Festival Alkan, Il Pianoforte Visionario

Se è vero che Alkan dà prova lungo tutta la sua carriera di uno spiccato gusto per la musica a programma mediante i titoli suggestivi e le numerose indicazioni di cui sono costellati i suoi spartiti,si noterà che egli privilegia l’evocazione (talvolta misteriosa) alla semplicistica descrizione narrativa prediletta dai suoi contemporanei: Le Temps qui n’est plus, Vivante, Increpatio, Pseudo-naïveté…

In questo senso Alkan perpetua l’arte di un Couperin e annuncia la poesia ineffabile della scuola simbolista, scavalcando un secolo che probabilmente giudica sotto molti aspetti volgare e puerile. Il suo immaginario di pianista lo spinge a ogni sperimentazione per trovare la “sensazione giusta” ed è per questo che alcuni suoi contemporanei non esiteranno a ribattezzarlo il “Berlioz del pianoforte”.

L’omaggio pronunciato nel 1857 da Hans von Bülow, genero di Liszt, rammenta con pertinenza quanto Alkan si fosse fatto promotore di nuove sonorità pianistiche mentre negli stessi anni in cui Berlioz rivedeva senza complessi le acquisizioni dell’orchestrazione moderna.

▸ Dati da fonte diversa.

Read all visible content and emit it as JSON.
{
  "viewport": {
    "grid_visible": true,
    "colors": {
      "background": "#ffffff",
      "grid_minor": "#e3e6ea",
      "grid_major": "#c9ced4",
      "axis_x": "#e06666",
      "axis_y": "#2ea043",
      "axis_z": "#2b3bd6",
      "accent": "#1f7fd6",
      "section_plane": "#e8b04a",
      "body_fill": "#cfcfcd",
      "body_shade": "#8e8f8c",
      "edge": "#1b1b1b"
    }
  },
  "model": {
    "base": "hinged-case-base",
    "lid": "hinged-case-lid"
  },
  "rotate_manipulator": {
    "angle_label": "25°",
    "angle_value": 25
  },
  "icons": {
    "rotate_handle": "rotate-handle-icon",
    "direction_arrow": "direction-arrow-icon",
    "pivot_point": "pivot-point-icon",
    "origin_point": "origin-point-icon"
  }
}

Era del tutto naturale che egli si dedicasse anche a trascrivere per il proprio strumento numerose pagine orchestrali, in particolare alcuni concerti di Beethoven e Mozart. Ma in lui – come in Liszt – talvolta l’arrangiamento trascende il modello e trascina l’ascoltatore in una rilettura di strabiliante virtuosismo.

In ogni caso non v’è dubbio che il repertorio studiato da Alkan sul suo pianoforte a pedaliera (Bach più di chiunque altro) faccia di questo pianoforte il più fertile terreno di sperimentazione del compositore, che in esso vede un formidabile mezzo di trascendenza: dopo le demoltiplicazioni sonore esaminate nella Sonatine, ne Les Quatre Âges, nel Concerto o nella Symphonie, non rimaneva altra possibilità – senza ricorrere a quattro mani salottiere o a due invadenti pianoforti – se non aggiungere a due braccia molto impegnate un’eroica pedaliera talvolta quasi concertante.

Perché l’oblio? Al di là di un carattere poco socievole – che tuttavia non fu l’unico a possedere – Alkan si è emarginato innanzitutto per la difficoltà di una scrittura pianistica che rasenta talvolta l’impossibile. In questo senso il pianismo alkaniano si distingue dai pirotecnici effetti di Liszt, sempre più facili di quanto non sembri all’ascolto. Ma com’è diversa l’ispirazione tecnica, fertile e originale, di quest’ultimo. Ma forse l’altra ragione di tale fatidico oblio è da trovarsi in quella ricerca del senso recondito delle cose, in quel gusto per il tempo sospeso (che si esprime attraverso opere di durata inconcepibile per l’epoca), in quel rifiuto della facilità e della concessione.

Perché in Alkan perfino le miniature da salotto combinano l’inatteso e lo sperimentale – in una parola il “genio” – a banalità che sono solo specchietti per le allodole. Ci sarebbe forse voluta al compositore una più rilevante produzione di opere sinfoniche, liriche o cameristiche per imporsi stabilmente nel repertorio? I due Concerti da camera con orchestra sono effettivamente poca cosa in confronto alle opere concertanti di Liszt e di Chopin, per non citare Schumann, Grieg o Brahms. Viceversa, il Duo concertant per violino e pianoforte e la Sonate de concert per violoncello spaventano molti interpreti a causa delle loro difficoltà. Ciò non toglie che il repertorio pianistico di Alkan costituisca da solo un continente che non ci stancheremo di riscoprire.